Reviews

Digital Devil Story: Megami Tensei (1987)

Everyone remembers the first time that a personal computer changed their life. From obsessing over Minesweeper on Windows 3.1 to video chatting on an iMac G3, these moments are seared into our brains like weddings, funerals, and Anna Nicole Smith.

Sadly, no one’s memories of computers involve the invocation of a cybersexual Satanic demon named Loki. But at least we can live vicariously through Digital Devil Story: Megami Tensei.

Yumiko is a new student at Jussei Academy. She has a crush on Nakajima, the “bad boy” at school. In a refreshing change of pace, Nakajima isn’t into beer bongs or Ferraris—he’s a nerd who is obsessed with computers, particularly an adorable pocket computer that goes “bleep bloop bleep blop” when he types on it. With his teacher Ms. Ohara, Nakajima is conducting experiments in the computer room at school. It should be noted that this classroom is really a Satanic altar with a pentagram on the floor. Sounds like trouble! Loki is summoned in the school’s mainframe computer. He looks like a werewolf from Masters of the Universe and has cybersex with Ms. Ohara. Soon, Loki busts out of the zeros and ones and manifests in real-life as The Blob.

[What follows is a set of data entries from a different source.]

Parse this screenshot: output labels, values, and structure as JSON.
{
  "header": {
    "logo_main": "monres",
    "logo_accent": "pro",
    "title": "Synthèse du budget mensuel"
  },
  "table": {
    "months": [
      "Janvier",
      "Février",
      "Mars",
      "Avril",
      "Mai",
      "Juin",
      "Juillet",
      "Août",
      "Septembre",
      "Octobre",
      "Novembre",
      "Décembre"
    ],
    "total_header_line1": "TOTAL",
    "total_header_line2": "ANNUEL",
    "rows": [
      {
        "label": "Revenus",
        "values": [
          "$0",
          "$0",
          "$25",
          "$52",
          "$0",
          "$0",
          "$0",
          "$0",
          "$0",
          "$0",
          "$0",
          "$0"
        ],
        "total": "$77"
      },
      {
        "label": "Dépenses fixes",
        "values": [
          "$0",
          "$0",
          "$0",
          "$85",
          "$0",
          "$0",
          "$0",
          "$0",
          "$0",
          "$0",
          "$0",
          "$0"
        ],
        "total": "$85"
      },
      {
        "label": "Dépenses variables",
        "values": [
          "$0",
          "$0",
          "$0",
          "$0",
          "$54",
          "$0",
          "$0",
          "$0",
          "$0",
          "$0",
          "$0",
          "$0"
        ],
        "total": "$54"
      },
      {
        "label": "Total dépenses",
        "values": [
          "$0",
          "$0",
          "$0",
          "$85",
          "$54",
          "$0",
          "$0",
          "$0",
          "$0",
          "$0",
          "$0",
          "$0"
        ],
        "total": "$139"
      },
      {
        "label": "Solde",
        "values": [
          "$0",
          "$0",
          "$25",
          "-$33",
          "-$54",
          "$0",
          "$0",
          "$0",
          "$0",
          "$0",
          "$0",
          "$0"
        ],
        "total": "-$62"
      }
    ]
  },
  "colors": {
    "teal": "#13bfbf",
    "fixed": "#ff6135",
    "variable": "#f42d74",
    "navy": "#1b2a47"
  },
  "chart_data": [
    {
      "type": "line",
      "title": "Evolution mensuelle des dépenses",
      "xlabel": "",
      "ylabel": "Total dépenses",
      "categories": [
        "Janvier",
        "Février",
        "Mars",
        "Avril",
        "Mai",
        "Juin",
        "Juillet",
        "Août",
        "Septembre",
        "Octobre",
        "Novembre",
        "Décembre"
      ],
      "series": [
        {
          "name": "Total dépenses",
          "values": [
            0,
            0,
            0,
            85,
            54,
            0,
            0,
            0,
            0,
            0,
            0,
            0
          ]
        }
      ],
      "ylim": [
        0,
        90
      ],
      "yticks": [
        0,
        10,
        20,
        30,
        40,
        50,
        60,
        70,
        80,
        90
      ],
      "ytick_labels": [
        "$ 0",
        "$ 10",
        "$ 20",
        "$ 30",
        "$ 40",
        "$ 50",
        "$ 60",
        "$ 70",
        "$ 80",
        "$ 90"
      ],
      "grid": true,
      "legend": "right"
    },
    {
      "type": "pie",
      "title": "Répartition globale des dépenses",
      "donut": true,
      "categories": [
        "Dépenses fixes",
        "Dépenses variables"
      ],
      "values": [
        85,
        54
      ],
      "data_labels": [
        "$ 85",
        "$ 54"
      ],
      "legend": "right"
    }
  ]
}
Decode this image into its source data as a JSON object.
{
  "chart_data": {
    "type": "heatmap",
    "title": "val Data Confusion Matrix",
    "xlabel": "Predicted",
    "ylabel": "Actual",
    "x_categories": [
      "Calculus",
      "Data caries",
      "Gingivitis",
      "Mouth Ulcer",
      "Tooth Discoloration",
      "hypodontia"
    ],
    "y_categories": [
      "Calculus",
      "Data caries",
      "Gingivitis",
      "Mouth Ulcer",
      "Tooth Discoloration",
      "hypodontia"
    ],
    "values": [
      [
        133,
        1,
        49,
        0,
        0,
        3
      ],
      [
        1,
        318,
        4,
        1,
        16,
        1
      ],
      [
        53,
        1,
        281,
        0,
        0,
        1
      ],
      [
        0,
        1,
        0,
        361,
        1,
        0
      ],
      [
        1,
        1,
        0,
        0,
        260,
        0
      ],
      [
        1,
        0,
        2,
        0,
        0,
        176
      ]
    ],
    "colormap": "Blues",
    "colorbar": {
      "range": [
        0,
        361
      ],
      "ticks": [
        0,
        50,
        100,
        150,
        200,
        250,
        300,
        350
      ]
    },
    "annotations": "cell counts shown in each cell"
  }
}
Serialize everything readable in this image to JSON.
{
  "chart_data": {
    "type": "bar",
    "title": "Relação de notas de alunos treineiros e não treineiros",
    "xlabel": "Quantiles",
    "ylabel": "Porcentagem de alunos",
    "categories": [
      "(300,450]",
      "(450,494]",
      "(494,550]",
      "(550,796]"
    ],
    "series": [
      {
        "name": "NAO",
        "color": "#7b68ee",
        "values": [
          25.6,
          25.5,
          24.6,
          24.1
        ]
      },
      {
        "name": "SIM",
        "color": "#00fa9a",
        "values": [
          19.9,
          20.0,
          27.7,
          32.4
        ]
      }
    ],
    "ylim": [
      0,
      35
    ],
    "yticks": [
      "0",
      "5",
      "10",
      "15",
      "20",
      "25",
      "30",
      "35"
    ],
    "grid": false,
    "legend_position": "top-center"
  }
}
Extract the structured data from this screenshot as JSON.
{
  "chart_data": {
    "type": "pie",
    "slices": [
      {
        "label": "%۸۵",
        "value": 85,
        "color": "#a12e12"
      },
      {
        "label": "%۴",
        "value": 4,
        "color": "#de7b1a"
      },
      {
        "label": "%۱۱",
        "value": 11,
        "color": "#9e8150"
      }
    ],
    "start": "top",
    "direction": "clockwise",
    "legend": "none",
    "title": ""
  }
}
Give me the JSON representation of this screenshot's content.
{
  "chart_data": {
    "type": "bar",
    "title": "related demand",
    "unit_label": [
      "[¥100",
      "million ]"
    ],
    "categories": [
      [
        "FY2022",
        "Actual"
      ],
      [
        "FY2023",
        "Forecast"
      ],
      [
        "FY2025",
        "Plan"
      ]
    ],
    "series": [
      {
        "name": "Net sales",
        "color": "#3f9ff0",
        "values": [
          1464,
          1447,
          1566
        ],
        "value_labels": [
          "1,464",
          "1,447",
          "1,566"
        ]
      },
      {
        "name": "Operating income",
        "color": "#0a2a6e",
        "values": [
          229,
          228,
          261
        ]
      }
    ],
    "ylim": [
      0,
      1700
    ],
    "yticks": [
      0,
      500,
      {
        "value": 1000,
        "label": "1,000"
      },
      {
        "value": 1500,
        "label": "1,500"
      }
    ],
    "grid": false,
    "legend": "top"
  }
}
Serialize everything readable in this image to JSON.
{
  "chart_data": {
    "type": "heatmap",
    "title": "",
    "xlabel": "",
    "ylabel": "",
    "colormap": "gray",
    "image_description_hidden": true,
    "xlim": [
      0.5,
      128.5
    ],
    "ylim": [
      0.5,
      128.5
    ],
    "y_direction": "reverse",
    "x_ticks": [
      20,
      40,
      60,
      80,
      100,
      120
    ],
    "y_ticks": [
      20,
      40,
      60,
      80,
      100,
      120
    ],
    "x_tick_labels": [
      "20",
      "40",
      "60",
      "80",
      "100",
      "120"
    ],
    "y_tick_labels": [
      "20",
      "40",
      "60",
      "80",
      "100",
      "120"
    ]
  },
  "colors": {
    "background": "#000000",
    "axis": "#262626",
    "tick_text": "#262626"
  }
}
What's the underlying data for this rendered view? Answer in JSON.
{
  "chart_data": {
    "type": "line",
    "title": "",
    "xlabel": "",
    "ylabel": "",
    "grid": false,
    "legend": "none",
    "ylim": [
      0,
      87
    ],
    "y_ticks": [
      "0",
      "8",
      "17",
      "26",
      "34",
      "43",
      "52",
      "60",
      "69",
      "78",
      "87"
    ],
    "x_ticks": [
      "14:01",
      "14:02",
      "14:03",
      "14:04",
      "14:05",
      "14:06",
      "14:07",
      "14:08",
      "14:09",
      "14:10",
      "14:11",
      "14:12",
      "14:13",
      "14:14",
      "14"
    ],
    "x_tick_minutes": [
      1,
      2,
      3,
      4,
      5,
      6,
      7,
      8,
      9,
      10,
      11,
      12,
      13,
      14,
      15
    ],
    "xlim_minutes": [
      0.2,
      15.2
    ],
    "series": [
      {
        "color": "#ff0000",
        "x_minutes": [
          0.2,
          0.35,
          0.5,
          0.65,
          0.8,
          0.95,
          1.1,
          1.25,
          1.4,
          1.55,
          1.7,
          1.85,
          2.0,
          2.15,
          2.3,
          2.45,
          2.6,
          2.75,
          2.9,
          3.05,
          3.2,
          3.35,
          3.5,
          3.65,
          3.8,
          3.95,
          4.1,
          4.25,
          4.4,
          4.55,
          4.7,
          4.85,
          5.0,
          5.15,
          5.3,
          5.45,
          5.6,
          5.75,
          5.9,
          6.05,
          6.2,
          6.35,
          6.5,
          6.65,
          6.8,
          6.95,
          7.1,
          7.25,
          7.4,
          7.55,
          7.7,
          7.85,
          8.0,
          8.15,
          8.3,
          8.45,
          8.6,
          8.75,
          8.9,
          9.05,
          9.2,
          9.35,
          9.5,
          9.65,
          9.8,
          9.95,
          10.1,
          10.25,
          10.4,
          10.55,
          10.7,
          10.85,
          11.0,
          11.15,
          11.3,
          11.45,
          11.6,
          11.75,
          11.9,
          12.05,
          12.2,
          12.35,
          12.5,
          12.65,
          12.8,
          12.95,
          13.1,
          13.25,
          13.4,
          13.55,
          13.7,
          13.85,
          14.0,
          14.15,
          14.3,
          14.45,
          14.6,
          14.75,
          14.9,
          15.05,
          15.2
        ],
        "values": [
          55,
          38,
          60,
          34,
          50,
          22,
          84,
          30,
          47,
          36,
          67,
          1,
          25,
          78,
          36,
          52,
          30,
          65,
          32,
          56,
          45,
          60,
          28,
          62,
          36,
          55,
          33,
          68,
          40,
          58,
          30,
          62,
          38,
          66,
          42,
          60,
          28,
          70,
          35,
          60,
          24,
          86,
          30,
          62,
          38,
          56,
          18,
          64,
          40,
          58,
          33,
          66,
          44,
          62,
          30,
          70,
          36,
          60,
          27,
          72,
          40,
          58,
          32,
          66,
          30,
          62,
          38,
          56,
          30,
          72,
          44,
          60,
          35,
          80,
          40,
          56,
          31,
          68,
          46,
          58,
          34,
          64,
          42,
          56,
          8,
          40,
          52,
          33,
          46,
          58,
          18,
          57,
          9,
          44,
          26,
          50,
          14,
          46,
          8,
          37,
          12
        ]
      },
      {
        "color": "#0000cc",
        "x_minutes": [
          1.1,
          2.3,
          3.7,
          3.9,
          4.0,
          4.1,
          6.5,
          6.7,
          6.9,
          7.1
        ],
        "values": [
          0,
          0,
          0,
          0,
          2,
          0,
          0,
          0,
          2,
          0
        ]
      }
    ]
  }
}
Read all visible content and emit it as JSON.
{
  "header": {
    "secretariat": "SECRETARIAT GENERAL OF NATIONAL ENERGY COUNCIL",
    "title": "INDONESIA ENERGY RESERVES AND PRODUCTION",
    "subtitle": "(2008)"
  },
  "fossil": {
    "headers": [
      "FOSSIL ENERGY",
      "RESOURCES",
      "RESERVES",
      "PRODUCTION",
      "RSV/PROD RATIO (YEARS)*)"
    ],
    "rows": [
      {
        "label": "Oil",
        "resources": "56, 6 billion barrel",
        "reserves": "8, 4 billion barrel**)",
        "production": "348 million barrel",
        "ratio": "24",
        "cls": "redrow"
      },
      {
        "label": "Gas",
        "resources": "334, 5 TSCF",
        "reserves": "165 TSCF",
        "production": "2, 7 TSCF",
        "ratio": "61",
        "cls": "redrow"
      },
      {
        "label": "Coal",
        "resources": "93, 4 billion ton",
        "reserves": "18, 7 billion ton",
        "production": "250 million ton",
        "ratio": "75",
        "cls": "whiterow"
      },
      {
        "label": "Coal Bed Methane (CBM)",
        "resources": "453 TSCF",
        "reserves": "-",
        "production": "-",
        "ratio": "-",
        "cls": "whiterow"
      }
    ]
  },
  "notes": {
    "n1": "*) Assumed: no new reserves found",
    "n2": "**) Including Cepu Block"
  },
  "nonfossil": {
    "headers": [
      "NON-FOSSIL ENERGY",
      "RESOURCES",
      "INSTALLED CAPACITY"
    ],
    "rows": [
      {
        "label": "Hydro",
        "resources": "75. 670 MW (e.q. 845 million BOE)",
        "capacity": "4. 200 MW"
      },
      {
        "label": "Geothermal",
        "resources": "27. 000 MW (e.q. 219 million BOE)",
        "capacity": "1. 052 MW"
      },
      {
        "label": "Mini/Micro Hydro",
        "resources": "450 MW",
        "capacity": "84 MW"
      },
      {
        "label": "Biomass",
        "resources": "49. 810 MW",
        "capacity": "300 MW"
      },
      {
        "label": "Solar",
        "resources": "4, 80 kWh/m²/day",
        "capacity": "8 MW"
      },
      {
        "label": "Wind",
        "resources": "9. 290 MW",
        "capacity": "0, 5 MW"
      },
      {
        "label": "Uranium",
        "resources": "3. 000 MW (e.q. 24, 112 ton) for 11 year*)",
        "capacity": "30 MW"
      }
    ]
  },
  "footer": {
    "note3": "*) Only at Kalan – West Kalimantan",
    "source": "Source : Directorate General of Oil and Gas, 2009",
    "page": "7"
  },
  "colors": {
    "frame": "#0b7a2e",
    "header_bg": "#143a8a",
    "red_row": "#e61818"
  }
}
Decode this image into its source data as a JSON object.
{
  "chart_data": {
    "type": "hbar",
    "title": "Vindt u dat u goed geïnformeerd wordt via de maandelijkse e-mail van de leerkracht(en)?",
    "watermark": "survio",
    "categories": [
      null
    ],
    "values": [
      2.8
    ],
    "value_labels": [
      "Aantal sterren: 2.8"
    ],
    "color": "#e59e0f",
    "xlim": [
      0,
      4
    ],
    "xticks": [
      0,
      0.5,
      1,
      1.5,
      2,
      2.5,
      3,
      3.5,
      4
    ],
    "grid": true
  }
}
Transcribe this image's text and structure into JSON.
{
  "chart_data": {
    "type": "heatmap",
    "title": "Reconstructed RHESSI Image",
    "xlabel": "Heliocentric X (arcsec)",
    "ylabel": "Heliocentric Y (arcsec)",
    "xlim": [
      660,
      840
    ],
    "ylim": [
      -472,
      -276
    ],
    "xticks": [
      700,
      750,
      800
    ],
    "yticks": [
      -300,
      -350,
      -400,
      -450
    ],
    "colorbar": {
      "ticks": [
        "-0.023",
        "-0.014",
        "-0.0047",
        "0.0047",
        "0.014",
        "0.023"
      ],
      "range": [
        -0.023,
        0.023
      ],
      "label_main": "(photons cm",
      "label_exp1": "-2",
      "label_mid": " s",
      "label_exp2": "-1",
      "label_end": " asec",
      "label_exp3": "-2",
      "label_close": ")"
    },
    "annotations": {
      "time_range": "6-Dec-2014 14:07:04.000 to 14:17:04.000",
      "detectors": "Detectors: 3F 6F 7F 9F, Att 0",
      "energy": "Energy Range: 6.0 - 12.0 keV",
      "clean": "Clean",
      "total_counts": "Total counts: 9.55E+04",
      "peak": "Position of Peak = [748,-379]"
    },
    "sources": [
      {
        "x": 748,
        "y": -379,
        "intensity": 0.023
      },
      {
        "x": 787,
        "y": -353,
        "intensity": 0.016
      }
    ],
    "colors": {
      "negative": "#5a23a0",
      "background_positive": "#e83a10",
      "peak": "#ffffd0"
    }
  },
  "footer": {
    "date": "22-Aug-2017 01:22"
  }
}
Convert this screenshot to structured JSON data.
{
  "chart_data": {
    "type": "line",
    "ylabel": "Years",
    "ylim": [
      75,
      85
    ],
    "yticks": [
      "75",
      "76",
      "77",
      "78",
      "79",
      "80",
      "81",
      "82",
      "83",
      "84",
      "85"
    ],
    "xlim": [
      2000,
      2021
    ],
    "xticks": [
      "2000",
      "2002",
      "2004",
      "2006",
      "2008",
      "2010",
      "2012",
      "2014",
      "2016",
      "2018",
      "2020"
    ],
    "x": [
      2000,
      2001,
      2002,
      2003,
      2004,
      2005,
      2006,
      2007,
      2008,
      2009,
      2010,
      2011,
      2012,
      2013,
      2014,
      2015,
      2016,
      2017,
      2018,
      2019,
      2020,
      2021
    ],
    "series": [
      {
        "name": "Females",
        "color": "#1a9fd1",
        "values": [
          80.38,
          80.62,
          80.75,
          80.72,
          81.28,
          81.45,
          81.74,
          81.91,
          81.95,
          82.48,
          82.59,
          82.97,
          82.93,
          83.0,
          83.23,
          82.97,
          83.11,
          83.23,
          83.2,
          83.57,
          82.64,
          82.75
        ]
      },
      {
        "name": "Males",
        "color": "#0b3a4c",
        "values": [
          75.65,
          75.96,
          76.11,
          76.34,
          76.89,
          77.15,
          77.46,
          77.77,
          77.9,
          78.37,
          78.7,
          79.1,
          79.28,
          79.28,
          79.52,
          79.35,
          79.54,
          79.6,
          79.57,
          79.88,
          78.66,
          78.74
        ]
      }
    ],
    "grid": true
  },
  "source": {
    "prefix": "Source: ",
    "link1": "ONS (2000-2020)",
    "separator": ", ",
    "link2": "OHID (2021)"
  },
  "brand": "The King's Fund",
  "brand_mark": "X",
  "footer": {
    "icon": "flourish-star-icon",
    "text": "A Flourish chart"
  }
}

Things only get wilder from there.

Digital Devil Story: Megami Tensei is an original video animation (OVA) that somehow manages to compress everything I love about Satanic panic, X-Men comics, Dungeons & Dragons, and Lucio Fulci’s The Beyond into 45 minutes of nonsensical bliss. Despite its title, the movie isn’t concerned with telling an actual story. Instead, it’s a berserk hallucination—a series of escalating vignettes involving Nakajima and Yumiko’s battles with Loki. This is tech-horror anime that feels very much like it was adapted from a RPG video game that was adapted from three novels . . . because it was. But unlike the majority of obscure OVAs, Digital Devil Story didn’t put me to sleep. It’s jam-packed with visual elegance, outrageous violence, and sick synth-pop that sounds like Huey Lewis and the News as fronted by Goblin’s Claudio Simonetti. From the stylish transitions to the Homeric mythology, Digital Devil Story succeeds because it’s built on the element of surprise. I never knew where it was going. I never cared why. I was too busy waiting for Nakajima’s computer to scream “KILL! KILL! KILL!” again.

Digital Devil Story isn’t as affecting as The Curse of Kazuo Umezu or as gnarly as Call Me Tonight. But that doesn’t make it any less magical.